70. Deputy Seán Haughey asked the Tánaiste and Minister for Foreign Affairs and Trade the status of the situation in Venezuela; the position of Ireland on the ongoing political crisis; and if he will make a statement on the matter. [48025/19]

Amharc ar fhreagra

Freagraí scríofa

The current crisis in Venezuela continues to be of deep concern and is having a worsening impact on the Venezuelan people, whose needs are acute. The UN Office for the Coordination of Humanitarian Affairs (OCHA) estimates that 25% of the population is in need of humanitarian assistance, with serious health and medical needs and a severe lack of access to basic goods, services and medicines and medical care. Ireland is fully supportive of the UN-coordinated response mechanism for humanitarian aid in the country, and of the €117 million in funding provided by the EU since 2018 for humanitarian assistance.  

The ongoing humanitarian, economic, social and political crisis is also having an ever-growing effect on neighbouring countries, which are hosting approximately 80% of the 4.6 million Venezuelan refugees and migrants that are estimated by the UN High Commissioners for Refugees (UNHCR) and the International Organisation of Migration (IOM) to have left the country since 2015. It is essential that these countries are supported and the EU has responded to this need by hosting an International Solidarity Conference on the Venezuelan Refugee and Migrant Crisis in Brussels on 28 and 29 October. This conference was co-hosted by the UNHCR and the IOM, and Ireland was represented at official level.

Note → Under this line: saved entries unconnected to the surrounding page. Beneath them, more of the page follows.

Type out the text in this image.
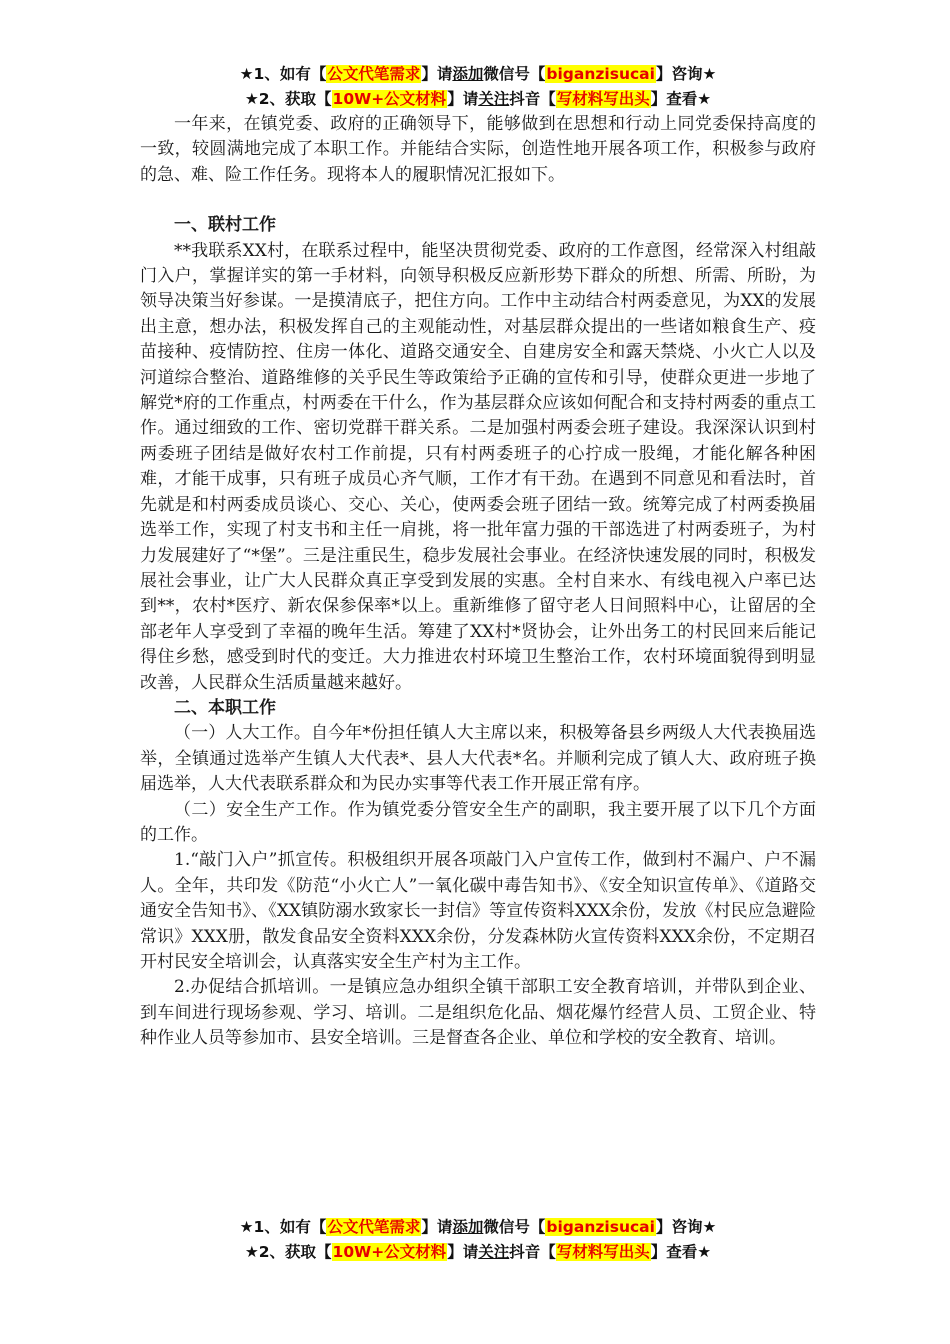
★1、如有【公文代笔需求】请添加微信号【biganzisucai】咨询★
★2、获取【10W+公文材料】请关注抖音【写材料写出头】查看★

一年来，在镇党委、政府的正确领导下，能够做到在思想和行动上同党委保持高度的一致，较圆满地完成了本职工作。并能结合实际，创造性地开展各项工作，积极参与政府的急、难、险工作任务。现将本人的履职情况汇报如下。

一、联村工作

**我联系XX村，在联系过程中，能坚决贯彻党委、政府的工作意图，经常深入村组敲门入户，掌握详实的第一手材料，向领导积极反应新形势下群众的所想、所需、所盼，为领导决策当好参谋。一是摸清底子，把住方向。工作中主动结合村两委意见，为XX的发展出主意，想办法，积极发挥自己的主观能动性，对基层群众提出的一些诸如粮食生产、疫苗接种、疫情防控、住房一体化、道路交通安全、自建房安全和露天禁烧、小火亡人以及河道综合整治、道路维修的关乎民生等政策给予正确的宣传和引导，使群众更进一步地了解党*府的工作重点，村两委在干什么，作为基层群众应该如何配合和支持村两委的重点工作。通过细致的工作、密切党群干群关系。二是加强村两委会班子建设。我深深认识到村两委班子团结是做好农村工作前提，只有村两委班子的心拧成一股绳，才能化解各种困难，才能干成事，只有班子成员心齐气顺，工作才有干劲。在遇到不同意见和看法时，首先就是和村两委成员谈心、交心、关心，使两委会班子团结一致。统筹完成了村两委换届选举工作，实现了村支书和主任一肩挑，将一批年富力强的干部选进了村两委班子，为村力发展建好了“*堡”。三是注重民生，稳步发展社会事业。在经济快速发展的同时，积极发展社会事业，让广大人民群众真正享受到发展的实惠。全村自来水、有线电视入户率已达到**，农村*医疗、新农保参保率*以上。重新维修了留守老人日间照料中心，让留居的全部老年人享受到了幸福的晚年生活。筹建了XX村*贤协会，让外出务工的村民回来后能记得住乡愁，感受到时代的变迁。大力推进农村环境卫生整治工作，农村环境面貌得到明显改善，人民群众生活质量越来越好。

二、本职工作

（一）人大工作。自今年*份担任镇人大主席以来，积极筹备县乡两级人大代表换届选举，全镇通过选举产生镇人大代表*、县人大代表*名。并顺利完成了镇人大、政府班子换届选举，人大代表联系群众和为民办实事等代表工作开展正常有序。

（二）安全生产工作。作为镇党委分管安全生产的副职，我主要开展了以下几个方面的工作。

1.“敲门入户”抓宣传。积极组织开展各项敲门入户宣传工作，做到村不漏户、户不漏人。全年，共印发《防范“小火亡人”一氧化碳中毒告知书》、《安全知识宣传单》、《道路交通安全告知书》、《XX镇防溺水致家长一封信》等宣传资料XXX余份，发放《村民应急避险常识》XXX册，散发食品安全资料XXX余份，分发森林防火宣传资料XXX余份，不定期召开村民安全培训会，认真落实安全生产村为主工作。

2.办促结合抓培训。一是镇应急办组织全镇干部职工安全教育培训，并带队到企业、到车间进行现场参观、学习、培训。二是组织危化品、烟花爆竹经营人员、工贸企业、特种作业人员等参加市、县安全培训。三是督查各企业、单位和学校的安全教育、培训。

★1、如有【公文代笔需求】请添加微信号【biganzisucai】咨询★
★2、获取【10W+公文材料】请关注抖音【写材料写出头】查看★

I also discussed the situation in Venezuela with the then Minister of Foreign Affairs of Colombia, H.E. Carlos Holmes Trujillo García, during his visit to Dublin in September this year. Nowhere has the impact of the Venezuelan crisis been felt more strongly than in Colombia, which has received over 1.5 million Venezuelan migrants and refugees since 2015, more than any other country. 

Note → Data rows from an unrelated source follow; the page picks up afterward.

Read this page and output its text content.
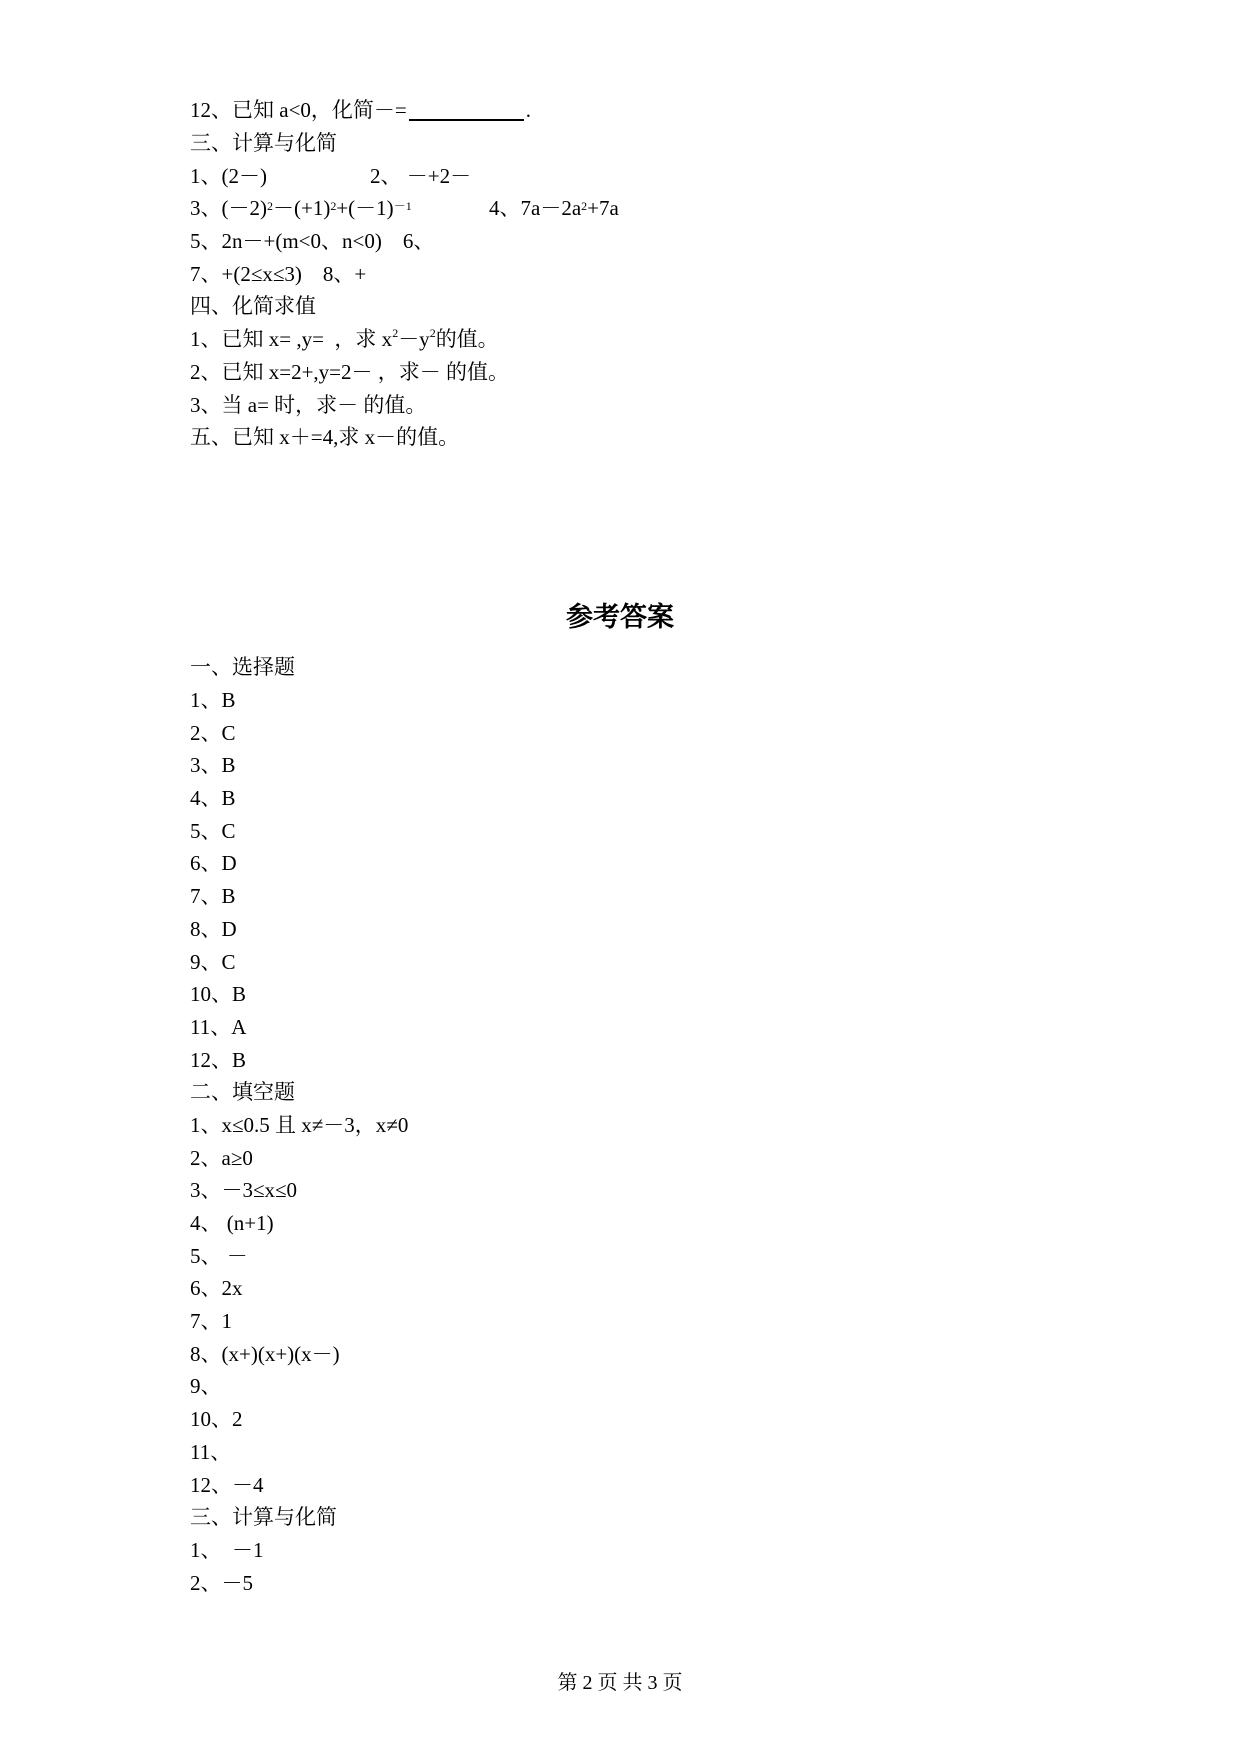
12、已知 a<0，化简－=	.
三、计算与化简
1、(2－)	2、 －+2－
3、(－2) 2 －(+1) 2 +(－1) －1	4、7a－2a 2 +7a
5、2n－+(m<0、n<0)    6、
7、+(2≤x≤3)    8、+
四、化简求值
1、已知 x= ,y=  ，求 x 2 －y 2 的值。
2、已知 x=2+,y=2－ ，求－ 的值。
3、当 a= 时，求－ 的值。
五、已知 x＋=4,求 x－的值。
参考答案
一、选择题
1、B
2、C
3、B
4、B
5、C
6、D
7、B
8、D
9、C
10、B
11、A
12、B
二、填空题
1、x≤0.5 且 x≠－3，x≠0
2、a≥0
3、－3≤x≤0
4、 (n+1)
5、 －
6、2x
7、1
8、(x+)(x+)(x－)
9、
10、2
11、
12、－4
三、计算与化简
1、  －1
2、－5
第 2 页 共 3 页
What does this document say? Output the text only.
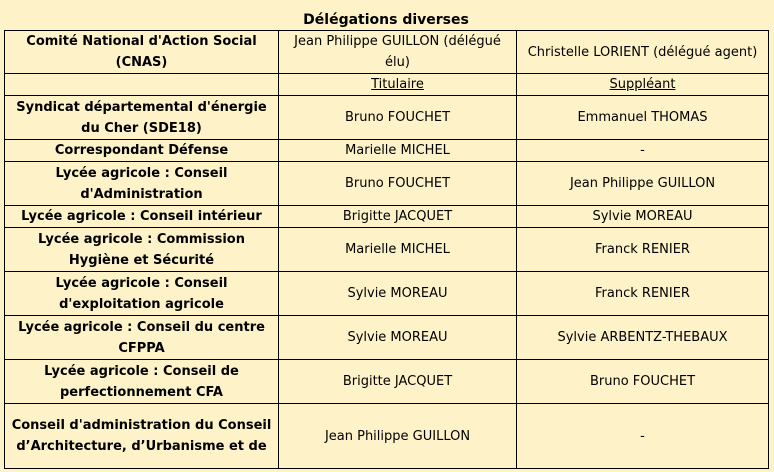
Délégations diverses
Comité National d'Action Social (CNAS)	Jean Philippe GUILLON (délégué élu)	Christelle LORIENT (délégué agent)
	Titulaire	Suppléant
Syndicat départemental d'énergie du Cher (SDE18)	Bruno FOUCHET	Emmanuel THOMAS
Correspondant Défense	Marielle MICHEL	-
Lycée agricole : Conseil d'Administration	Bruno FOUCHET	Jean Philippe GUILLON
Lycée agricole : Conseil intérieur	Brigitte JACQUET	Sylvie MOREAU
Lycée agricole : Commission Hygiène et Sécurité	Marielle MICHEL	Franck RENIER
Lycée agricole : Conseil d'exploitation agricole	Sylvie MOREAU	Franck RENIER
Lycée agricole : Conseil du centre CFPPA	Sylvie MOREAU	Sylvie ARBENTZ-THEBAUX
Lycée agricole : Conseil de perfectionnement CFA	Brigitte JACQUET	Bruno FOUCHET
Conseil d'administration du Conseil d’Architecture, d’Urbanisme et de	Jean Philippe GUILLON	-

I have already authorised the deployment of two Rapid Responders to assist the UNHCR in supporting the Colombian Government’s response to the humanitarian needs of Venezuelans in Colombia. Ireland has also contributed €1 million to UNHCR towards this effort. We stand ready to assist further as the situation evolves.   

I continue to firmly believe that this crisis can only have a political, peaceful, democratic solution, excluding the use of force, through the holding of free, transparent and credible Presidential elections as soon as possible. I, along with my EU partners, have regularly voiced support for the Oslo Talks process, facilitated by Norway. While these talks have now been suspended, Ireland encourages both sides to engage in good faith in an inclusive, serious and results-oriented process.

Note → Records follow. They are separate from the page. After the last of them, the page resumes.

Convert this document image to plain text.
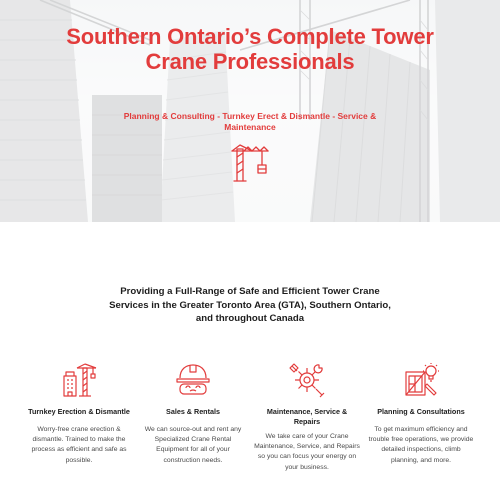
Southern Ontario’s Complete Tower Crane Professionals

Planning & Consulting - Turnkey Erect & Dismantle - Service & Maintenance

Providing a Full-Range of Safe and Efficient Tower Crane Services in the Greater Toronto Area (GTA), Southern Ontario, and throughout Canada
Turnkey Erection & Dismantle
Worry-free crane erection & dismantle. Trained to make the process as efficient and safe as possible.
Sales & Rentals
We can source-out and rent any Specialized Crane Rental Equipment for all of your construction needs.
Maintenance, Service & Repairs
We take care of your Crane Maintenance, Service, and Repairs so you can focus your energy on your business.
Planning & Consultations
To get maximum efficiency and trouble free operations, we provide detailed inspections, climb planning, and more.
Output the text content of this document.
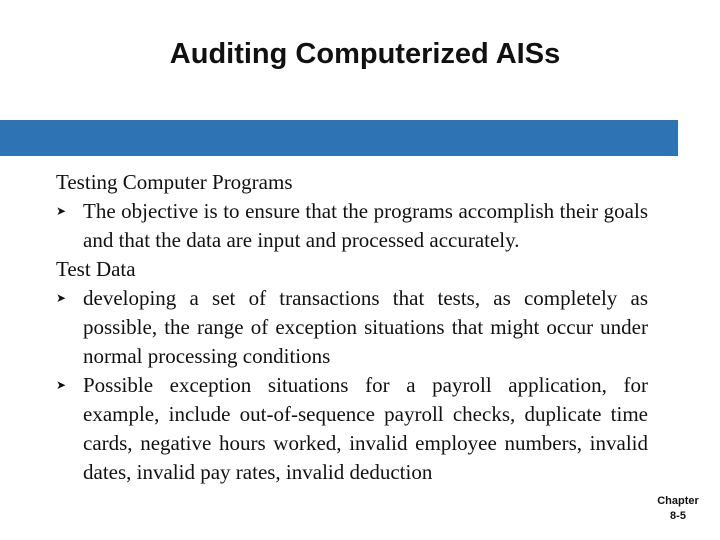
Auditing Computerized AISs
Testing Computer Programs
➤ The objective is to ensure that the programs accomplish their goals and that the data are input and processed accurately.
Test Data
➤ developing a set of transactions that tests, as completely as possible, the range of exception situations that might occur under normal processing conditions
➤ Possible exception situations for a payroll application, for example, include out-of-sequence payroll checks, duplicate time cards, negative hours worked, invalid employee numbers, invalid dates, invalid pay rates, invalid deduction
Chapter
8-5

Ireland also supports EU efforts, including through the International Contact Group (ICG) and Special Adviser Enrique Iglesias, who is engaging with all relevant actors and stakeholders in efforts to secure and support a Venezuelan-owned solution to the current crisis. I welcome the ICG statement issued on 1 November that reaffirms the Group's view that only a negotiated transition that leads to credible elections with international observation, the re-institutionalisation of public powers, and guarantees that allow political coexistence, can bring a lasting solution to the crisis. The statement also notes that Special Advisor Iglesias will visit Caracas to engage with all relevant national stakeholders in the near future, and I look forward to receiving a report of this visit after it occurs.  

We will continue to monitor the situation in Venezuela and to engage on the issue until a lasting solution to the crisis is found.